By Chiara Axibal | 4 February 2022
On December 10, 2021, President Rodrigo Duterte enacted into law RA 11595, an act amending Republic Act No. 8762 or the Retail Trade Liberalization Act of 2000 (RTLA). It was published in the Official Gazette on January 6, 2022 and took effect fifteen (15) days after its publication, January 21, 2022.
Retail businesses were initially exclusively limited to Filipino citizens or entities. When the RA 8762 (RTLA) was signed into law in 2000, foreign retailers were allowed to invest or engage in a retail trade business in the Philippines and were classified into four categories, which required a steep paid-up capital depending on the retail goods being sold.
Relaxing the barriers to entry for foreign investor engagement in the sector will allow more Filipinos to have access to more jobs created by new businesses, assist local manufacturers of goods, and competitively lower the prices for retail goods sold in the market.
Here is what we need to know about the amended law:
Amendments to the Retail Trade Liberalization Act:
- Removal of investment categories and simplification of entry requirements. RA 11595 amended RTLA to remove categories of retail investments and simplified the entry requirements for foreign retailers to invest or engage in retail trade activities in the Philippines, as long as they comply with the following requirements:
- The foreign retailer shall have a minimum paid-up capital of Php 25 million;
- The foreign retailer’s country of origin does not prohibit the entry of Filipino retailers; and
- In the case of foreign retailers engaged in retail trade through more than one (1) physical store, the minimum investment per store must be at least Php 10 million.
- Review of the minimum paid-up capital requirement. The minimum paid-up capital is subject to review by the Department of Trade and Industry (DTI), Securities and Exchange Commission (SEC), and the National Economic Development Authority (NEDA) every three (3) years.
- Removes the provision on public offering of shares. Previously, retail enterprises that are foreign-owned or with foreign ownership of more than eighty percent (80%) are required to offer a minimum of thirty percent (30%) of their equity to the public through any stock exchange in the Philippines within eight (8) years from the start of operations. Under RA 11595, newly established foreign retail enterprises can stay privately owned.
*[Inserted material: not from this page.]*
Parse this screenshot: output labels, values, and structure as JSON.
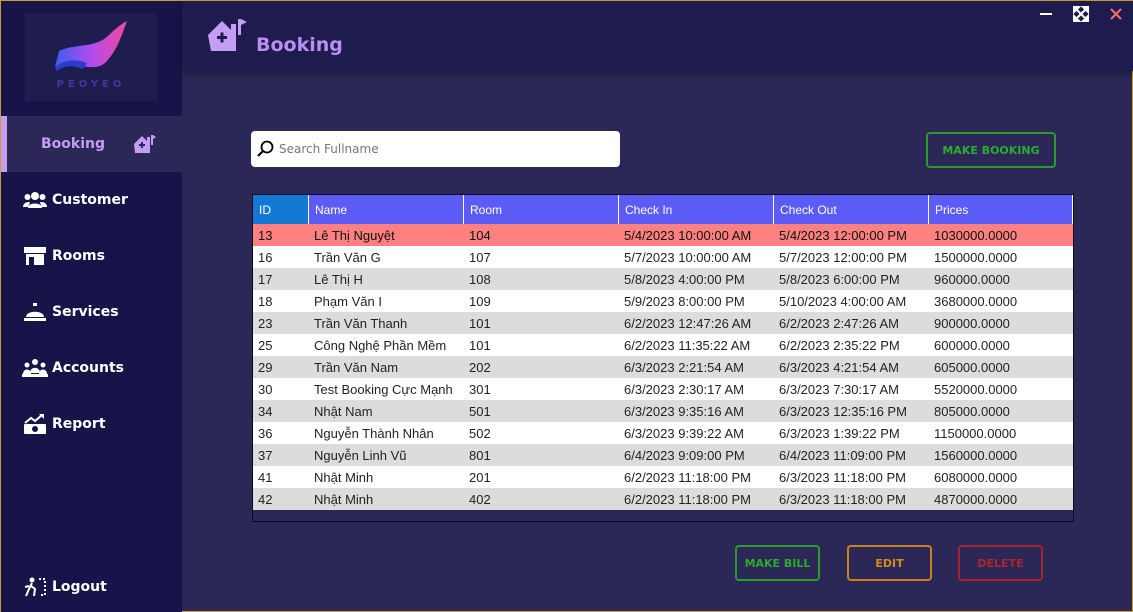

- Preferential use of Filipino labor. RA 11595 mandates compliance with the Labor Code of the Philippines, which requires foreign retail enterprises to hire Filipino citizens before engaging the services of a foreign national.
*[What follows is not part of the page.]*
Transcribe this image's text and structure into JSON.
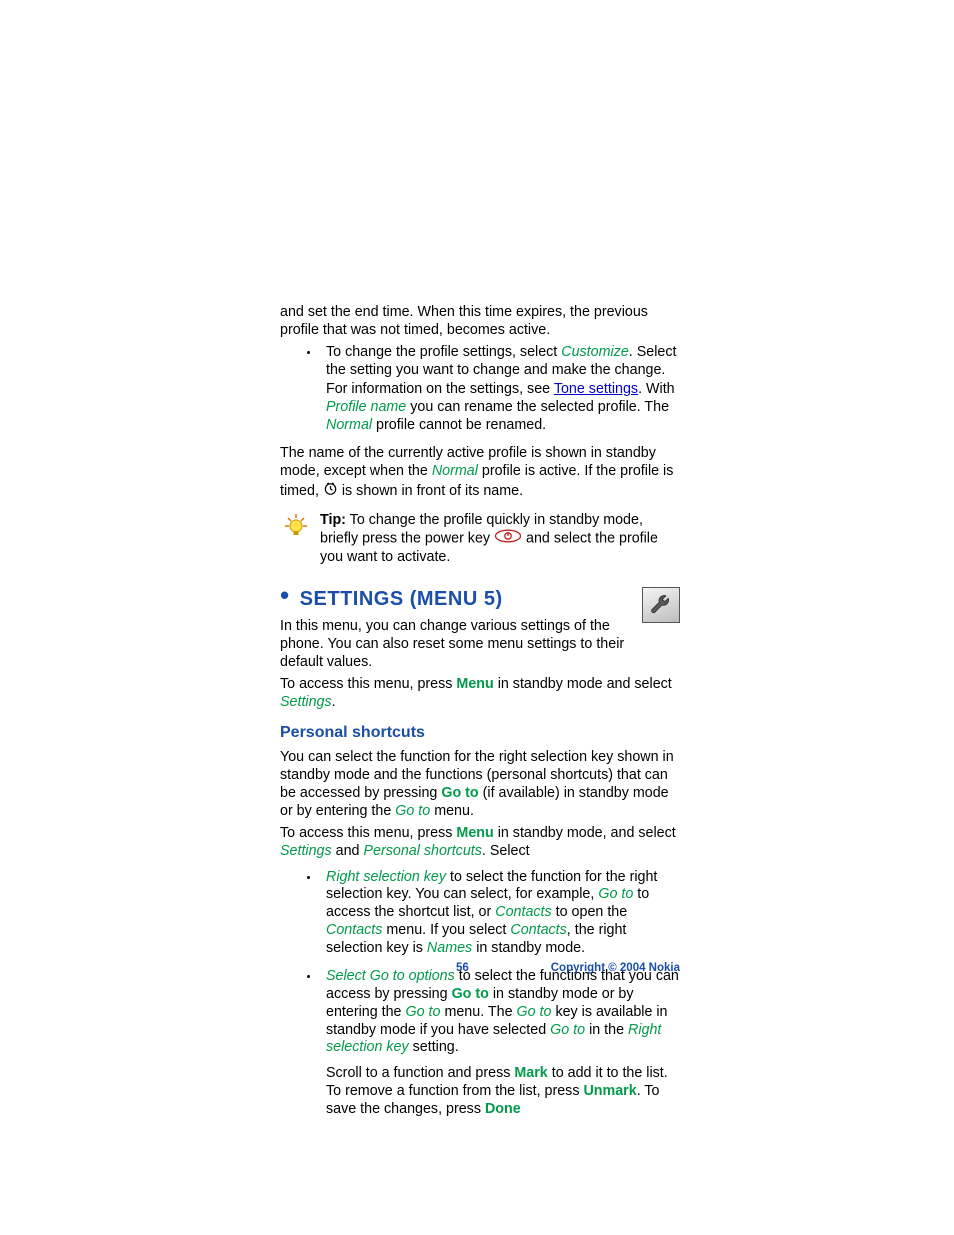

- Promotes locally manufactured products. The amendment to the law also encourages having a stock inventory of Philippine-manufactured products.
- Change of monitoring and regulatory agency. Foreign retailers that have established or will establish corporations, associations, or partnerships engaged in retail trade will now be monitored and regulated by the Securities and Exchange Commission (SEC), instead of the DTI. The DTI, however, will continue to hold its regulatory powers over the industry.
- Reduced penalties. Penalties provided in the RTLA for the violations of its provisions have also been reduced. From imprisonment of six (6) to eight (8) years, it has been lowered to four (4) to six (6) years. There has also been a reduction in the fine to Php 1 million – Php 5 million, from Php 1 million – Php 20 million fine.